I threw my arms around him and hugged him so damn hard. He didn’t seem to mind, he held me just as tight. I buried my face into the crook of his neck, and Laura’s words replayed in my mind.

She’d gone a bit pale, her eyes wide. “How do you know that name?” she’d whispered.

“I found newspaper clippings in the things my father hid in the roof.”

“I didn’t want to tell you like this, but I won’t lie to you, Charlie,” she’d said, more to herself than to me. She’d looked scared as hell and as though she was trying to swallow but her mouth was too dry. “Sam is my son. Charlie, he’s your brother.”

My world went all quiet after that.

There was a barrage of information. Her words kept spilling out, like a gunshot wound that kept bleeding, darkness seeping from the skin. And all I could hear was my pulse in my ears.

“When I told your father I was pregnant, he made me leave. You have to understand, Charlie, I didn’t want to go. He told me not to come back until I got rid of it. He was a troubled man. He was…”

I shook my head. None of what she was saying made sense.

“I stayed in Alice until he was born. I thought your dad might see reason. I tried to see you, Charlie, I tried so many times…”

She’d put her hand out as if to touch my arm, and I’d pulled away quickly, unsteady. Then Travis had pulled me inside the house and George was telling her to leave, and I couldn’t breathe.

And there it was, a heaviness that pressed against my chest, a feeling so familiar and horrible.

How could so few words weigh so damn much?

* * * *

Travis and I sat not far from where we’d stopped. He’d found a bit of a rise, and we sat there until the sun headed toward its western bed. First he listened to me rant and rave, and then he listened to me sayin’ a whole lotta nothing. He was just there, so full of patience, that it was clear how stupid I was thinkin’ I could possibly live without him back not so long ago.

I took his hand and threaded our fingers together. “Thank you,” I said.

“What for?”

“For everything. For knowing what I needed. I needed room to breathe and to think, and you just knew. For knowing when I need silence or a kick in the pants.” He smiled at that, and I shrugged. “I dunno how you do it.”

He sighed, long and loud, and looked out over the desert. “Some days I think I’ve got you all figured out, then other days I realise I don’t have the first clue.”

“Sorry to keep you guessing,” I said quietly.

Travis’s laugh carried across the open plain. “Don’t ever apologise for that. I like that I have to keep guessing,” he said. “I thought you once told me that life out here was boring.”

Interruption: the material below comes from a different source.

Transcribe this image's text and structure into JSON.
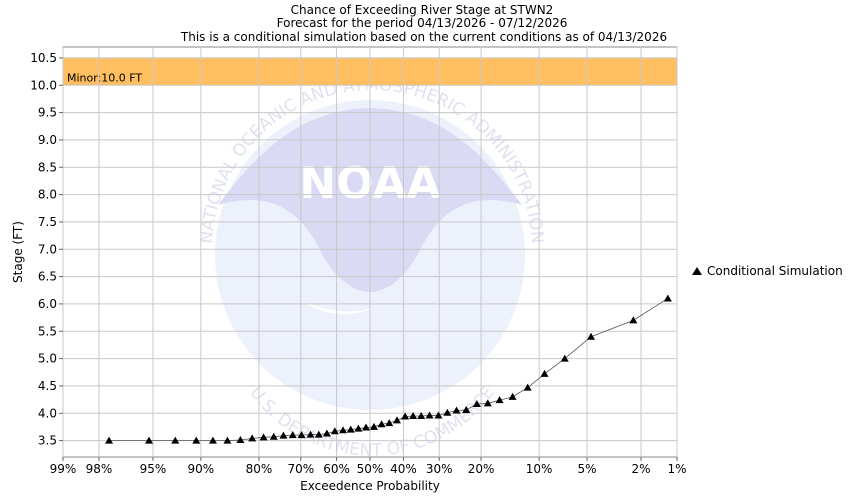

I scoffed out a laugh. “My life used to be boring! I can still remember thinkin’ nothing ever happened out here. It wasn’t that long ago.”

His eyes went wide. It matched his smile. “You make it sound like it’s my fault!”

“It is!” I told him. “Since you got here, it’s been not-boring every day.”

Travis laughed again. “Sorry about that.”

I squeezed his hand. “You deciding to come here was the best thing to ever happen to me.”

“Ah,” he said. “I’ve told you before. I didn’t decide to come here. I
had
to come here. Once I saw the list I got to pick from, the name Sutton Station wouldn’t let me go anywhere else.”

“Like fate or something.”

“Exactly like fate or something.”

I took a deep breath and closed my eyes. “What do you think he’s like?”